Other car makers such as Toyota and Tata too have hiked prices across models within the past few weeks
The price hike was inevitable. The rising cost of raw materials such as steel to manufacture cars, coupled with the change in excise duty on imported components has led to all car manufacturers having raise prices to avoid erosion in profit margins.
Maruti Suzuki, India’s largest carmaker that just sold a record 38,000 Altos in March, has been forced to hike prices of all models by up to Rs. 9,000 from April 5, due to rising input costs. This translates into a hike of between Rs. 1,000 to Rs. 9,000 across the 15 models, from the Maruti 800 to the Kizashi that Maruti sells in India. All other carmakers too have been planning price hikes.
Toyota Kirloskar Motor on April 1 said it will also raise prices of its key models by 1 to 1.5 percent, which translates in a hike of up to Rs. 20,000 across models. Toyota’s hike also comes after a record month, in which sales rose 41 percent to 9,726 units. However, Toyota refrained from hiking prices of its Etios, against which it is already facing a huge production backlog. In fact, it has deferred the launch of its Etios Liva hatchback and the diesel version of the car to 2012.
Tata Motors too said it is increasing prices starting April 1, by 2 percent. This follows the previous round of price hikes in January due to rising input costs. Tata has only spared the Nano from a price hike this time around, after hiking prices in December for the car. Tata’s price hike goes up to Rs. 36,000 for its most expensive models.
General Motors too is considering increasing prices of their cars in India recently.
If the general price hike across the country was not bad enough, residents of Delhi face a further increase in the on-road price of a car especially if you are buying a diesel car.

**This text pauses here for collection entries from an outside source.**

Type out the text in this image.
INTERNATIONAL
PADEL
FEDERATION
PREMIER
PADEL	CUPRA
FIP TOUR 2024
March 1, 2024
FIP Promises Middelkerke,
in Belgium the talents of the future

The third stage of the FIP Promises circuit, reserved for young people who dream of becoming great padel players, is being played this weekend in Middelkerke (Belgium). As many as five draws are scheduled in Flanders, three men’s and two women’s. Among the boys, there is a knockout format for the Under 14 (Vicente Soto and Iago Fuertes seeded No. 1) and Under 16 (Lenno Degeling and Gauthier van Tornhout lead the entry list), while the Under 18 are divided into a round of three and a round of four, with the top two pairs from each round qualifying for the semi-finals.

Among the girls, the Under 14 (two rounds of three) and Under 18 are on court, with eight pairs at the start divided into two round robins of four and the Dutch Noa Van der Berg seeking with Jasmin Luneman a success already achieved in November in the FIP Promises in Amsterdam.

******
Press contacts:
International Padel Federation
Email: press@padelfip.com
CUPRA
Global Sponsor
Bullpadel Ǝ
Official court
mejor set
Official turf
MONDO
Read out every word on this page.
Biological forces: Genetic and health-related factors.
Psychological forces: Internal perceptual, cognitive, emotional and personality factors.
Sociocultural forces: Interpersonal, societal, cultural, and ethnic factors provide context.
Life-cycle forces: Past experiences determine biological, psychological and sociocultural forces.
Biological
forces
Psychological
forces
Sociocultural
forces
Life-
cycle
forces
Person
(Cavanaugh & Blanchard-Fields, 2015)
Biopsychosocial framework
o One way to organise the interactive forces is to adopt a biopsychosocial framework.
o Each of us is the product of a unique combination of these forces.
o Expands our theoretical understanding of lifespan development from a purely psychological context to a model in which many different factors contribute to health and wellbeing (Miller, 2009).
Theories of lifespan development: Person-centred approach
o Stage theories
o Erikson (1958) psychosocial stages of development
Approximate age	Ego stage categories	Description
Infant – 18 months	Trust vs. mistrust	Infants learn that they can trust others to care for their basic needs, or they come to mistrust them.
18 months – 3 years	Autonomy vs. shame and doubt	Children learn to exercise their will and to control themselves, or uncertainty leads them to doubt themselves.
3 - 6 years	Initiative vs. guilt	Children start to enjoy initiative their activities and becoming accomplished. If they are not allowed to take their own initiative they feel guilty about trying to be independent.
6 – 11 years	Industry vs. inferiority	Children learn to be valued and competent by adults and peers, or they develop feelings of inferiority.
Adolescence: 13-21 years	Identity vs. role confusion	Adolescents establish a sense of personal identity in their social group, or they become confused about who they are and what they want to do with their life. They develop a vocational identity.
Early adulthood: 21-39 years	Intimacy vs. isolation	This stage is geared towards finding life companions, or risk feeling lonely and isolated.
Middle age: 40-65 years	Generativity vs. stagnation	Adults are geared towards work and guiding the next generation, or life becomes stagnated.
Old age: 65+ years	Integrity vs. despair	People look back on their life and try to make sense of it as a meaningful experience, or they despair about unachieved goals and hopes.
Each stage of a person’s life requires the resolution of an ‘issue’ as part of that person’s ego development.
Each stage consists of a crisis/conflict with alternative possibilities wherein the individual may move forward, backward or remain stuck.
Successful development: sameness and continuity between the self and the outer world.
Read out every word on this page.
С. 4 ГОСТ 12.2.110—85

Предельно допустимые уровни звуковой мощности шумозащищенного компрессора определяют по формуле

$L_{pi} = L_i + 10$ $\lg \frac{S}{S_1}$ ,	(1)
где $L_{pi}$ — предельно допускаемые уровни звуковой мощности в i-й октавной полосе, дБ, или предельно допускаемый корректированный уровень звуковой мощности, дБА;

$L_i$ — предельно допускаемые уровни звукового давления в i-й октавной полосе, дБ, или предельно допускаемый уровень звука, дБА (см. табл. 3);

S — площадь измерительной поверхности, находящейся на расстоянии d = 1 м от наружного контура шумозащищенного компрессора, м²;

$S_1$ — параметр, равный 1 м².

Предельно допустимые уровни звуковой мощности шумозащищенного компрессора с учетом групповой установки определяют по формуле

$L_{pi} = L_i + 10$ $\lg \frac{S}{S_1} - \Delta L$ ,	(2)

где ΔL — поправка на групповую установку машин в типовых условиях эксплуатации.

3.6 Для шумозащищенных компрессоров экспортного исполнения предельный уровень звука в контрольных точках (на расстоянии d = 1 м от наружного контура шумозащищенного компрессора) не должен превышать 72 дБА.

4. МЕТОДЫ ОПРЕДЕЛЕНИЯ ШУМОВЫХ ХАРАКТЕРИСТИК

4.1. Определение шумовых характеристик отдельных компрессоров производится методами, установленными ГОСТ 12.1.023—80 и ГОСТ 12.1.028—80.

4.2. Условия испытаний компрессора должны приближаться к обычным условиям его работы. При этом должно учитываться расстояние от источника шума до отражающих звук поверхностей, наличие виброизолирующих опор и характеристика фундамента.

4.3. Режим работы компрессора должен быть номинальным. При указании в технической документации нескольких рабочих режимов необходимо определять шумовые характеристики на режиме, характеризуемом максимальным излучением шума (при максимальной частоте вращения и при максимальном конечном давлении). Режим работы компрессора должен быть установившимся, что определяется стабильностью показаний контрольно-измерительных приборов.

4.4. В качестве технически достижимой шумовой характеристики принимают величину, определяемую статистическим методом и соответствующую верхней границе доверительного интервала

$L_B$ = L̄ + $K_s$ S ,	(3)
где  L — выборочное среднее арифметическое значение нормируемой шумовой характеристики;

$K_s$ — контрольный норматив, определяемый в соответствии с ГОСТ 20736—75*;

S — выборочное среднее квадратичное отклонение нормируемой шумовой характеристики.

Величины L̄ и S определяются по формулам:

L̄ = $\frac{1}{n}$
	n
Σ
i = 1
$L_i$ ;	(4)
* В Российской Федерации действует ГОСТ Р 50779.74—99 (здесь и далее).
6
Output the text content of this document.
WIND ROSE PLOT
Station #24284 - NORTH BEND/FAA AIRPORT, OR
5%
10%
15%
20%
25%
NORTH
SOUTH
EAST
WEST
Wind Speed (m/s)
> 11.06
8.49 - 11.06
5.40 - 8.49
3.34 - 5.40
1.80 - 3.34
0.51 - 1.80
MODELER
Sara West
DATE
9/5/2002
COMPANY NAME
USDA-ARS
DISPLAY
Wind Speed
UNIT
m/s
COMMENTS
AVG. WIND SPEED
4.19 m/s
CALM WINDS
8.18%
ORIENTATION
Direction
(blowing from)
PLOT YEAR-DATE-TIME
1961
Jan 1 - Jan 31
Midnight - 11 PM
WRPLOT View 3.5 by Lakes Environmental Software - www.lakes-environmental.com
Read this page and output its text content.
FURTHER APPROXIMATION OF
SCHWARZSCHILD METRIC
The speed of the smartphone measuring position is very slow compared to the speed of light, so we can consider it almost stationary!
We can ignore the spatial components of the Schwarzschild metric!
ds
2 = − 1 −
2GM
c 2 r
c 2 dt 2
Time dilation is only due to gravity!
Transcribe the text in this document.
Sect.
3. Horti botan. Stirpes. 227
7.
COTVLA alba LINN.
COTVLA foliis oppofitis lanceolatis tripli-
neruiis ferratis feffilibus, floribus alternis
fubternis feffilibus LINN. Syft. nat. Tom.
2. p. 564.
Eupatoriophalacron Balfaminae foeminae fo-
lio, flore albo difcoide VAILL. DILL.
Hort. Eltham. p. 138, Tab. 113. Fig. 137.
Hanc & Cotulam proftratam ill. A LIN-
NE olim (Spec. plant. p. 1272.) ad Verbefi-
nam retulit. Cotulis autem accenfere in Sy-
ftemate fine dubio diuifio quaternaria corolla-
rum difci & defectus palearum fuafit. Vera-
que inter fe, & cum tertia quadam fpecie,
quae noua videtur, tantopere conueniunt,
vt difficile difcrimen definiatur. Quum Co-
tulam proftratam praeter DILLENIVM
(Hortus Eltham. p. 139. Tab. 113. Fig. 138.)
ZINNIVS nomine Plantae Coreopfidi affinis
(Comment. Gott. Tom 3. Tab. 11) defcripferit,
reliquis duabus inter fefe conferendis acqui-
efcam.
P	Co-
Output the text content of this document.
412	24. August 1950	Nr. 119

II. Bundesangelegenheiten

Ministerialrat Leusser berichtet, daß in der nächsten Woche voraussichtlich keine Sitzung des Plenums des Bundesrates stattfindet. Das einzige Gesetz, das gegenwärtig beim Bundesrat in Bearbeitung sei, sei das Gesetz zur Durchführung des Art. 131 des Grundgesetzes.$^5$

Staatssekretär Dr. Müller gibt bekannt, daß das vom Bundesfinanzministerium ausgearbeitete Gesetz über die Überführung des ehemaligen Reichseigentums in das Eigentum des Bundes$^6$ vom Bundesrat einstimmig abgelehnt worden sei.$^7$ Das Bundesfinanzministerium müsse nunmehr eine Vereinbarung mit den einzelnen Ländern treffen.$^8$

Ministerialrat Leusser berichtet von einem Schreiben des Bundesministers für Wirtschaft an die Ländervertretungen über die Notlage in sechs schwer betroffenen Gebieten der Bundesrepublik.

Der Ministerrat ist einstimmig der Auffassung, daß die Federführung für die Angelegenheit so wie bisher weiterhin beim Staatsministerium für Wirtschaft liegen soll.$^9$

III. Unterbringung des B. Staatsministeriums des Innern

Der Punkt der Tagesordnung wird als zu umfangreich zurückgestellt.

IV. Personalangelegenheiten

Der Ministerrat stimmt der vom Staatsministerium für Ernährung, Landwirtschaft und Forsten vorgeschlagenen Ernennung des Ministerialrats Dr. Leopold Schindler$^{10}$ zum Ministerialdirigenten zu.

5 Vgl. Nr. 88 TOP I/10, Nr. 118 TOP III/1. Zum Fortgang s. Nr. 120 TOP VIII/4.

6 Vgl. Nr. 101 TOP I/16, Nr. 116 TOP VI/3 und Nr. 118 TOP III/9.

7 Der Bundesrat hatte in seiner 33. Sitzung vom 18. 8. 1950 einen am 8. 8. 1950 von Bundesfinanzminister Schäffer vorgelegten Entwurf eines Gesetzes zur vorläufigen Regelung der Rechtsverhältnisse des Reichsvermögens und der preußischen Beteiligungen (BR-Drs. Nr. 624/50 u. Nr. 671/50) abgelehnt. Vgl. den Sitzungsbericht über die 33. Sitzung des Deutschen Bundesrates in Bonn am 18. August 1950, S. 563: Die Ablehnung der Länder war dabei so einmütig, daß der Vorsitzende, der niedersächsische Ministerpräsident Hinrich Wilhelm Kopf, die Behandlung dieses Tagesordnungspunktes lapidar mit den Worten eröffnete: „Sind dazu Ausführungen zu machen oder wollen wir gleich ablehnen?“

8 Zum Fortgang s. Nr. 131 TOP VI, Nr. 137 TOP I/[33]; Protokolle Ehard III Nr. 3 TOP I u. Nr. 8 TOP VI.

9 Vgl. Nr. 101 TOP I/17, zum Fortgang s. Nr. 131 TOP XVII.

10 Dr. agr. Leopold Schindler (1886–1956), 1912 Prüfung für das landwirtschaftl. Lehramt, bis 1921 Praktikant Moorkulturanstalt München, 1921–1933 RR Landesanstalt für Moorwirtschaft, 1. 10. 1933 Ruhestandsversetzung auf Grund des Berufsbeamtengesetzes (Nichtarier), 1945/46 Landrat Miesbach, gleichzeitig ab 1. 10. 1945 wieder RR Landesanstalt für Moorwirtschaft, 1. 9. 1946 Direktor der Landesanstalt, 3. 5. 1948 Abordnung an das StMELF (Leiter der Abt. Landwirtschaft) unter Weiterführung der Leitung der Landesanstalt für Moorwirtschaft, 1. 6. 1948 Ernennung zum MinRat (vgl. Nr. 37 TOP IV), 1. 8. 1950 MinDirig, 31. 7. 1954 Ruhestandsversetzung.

The Delhi government has decided to increase the road tax on diesel vehicles by 25 percent, which will result in an up to 2 percent increase in the on-road price of a car in Delhi. This makes diesel cars registered in neighboring states such as Haryana and Uttar Pradesh cheaper than Delhi. This step has been taken by the Delhi government to deter the sale of diesel passenger cars, as the government feels that the subsidy on diesel is being misused by owners of luxury diesel cars.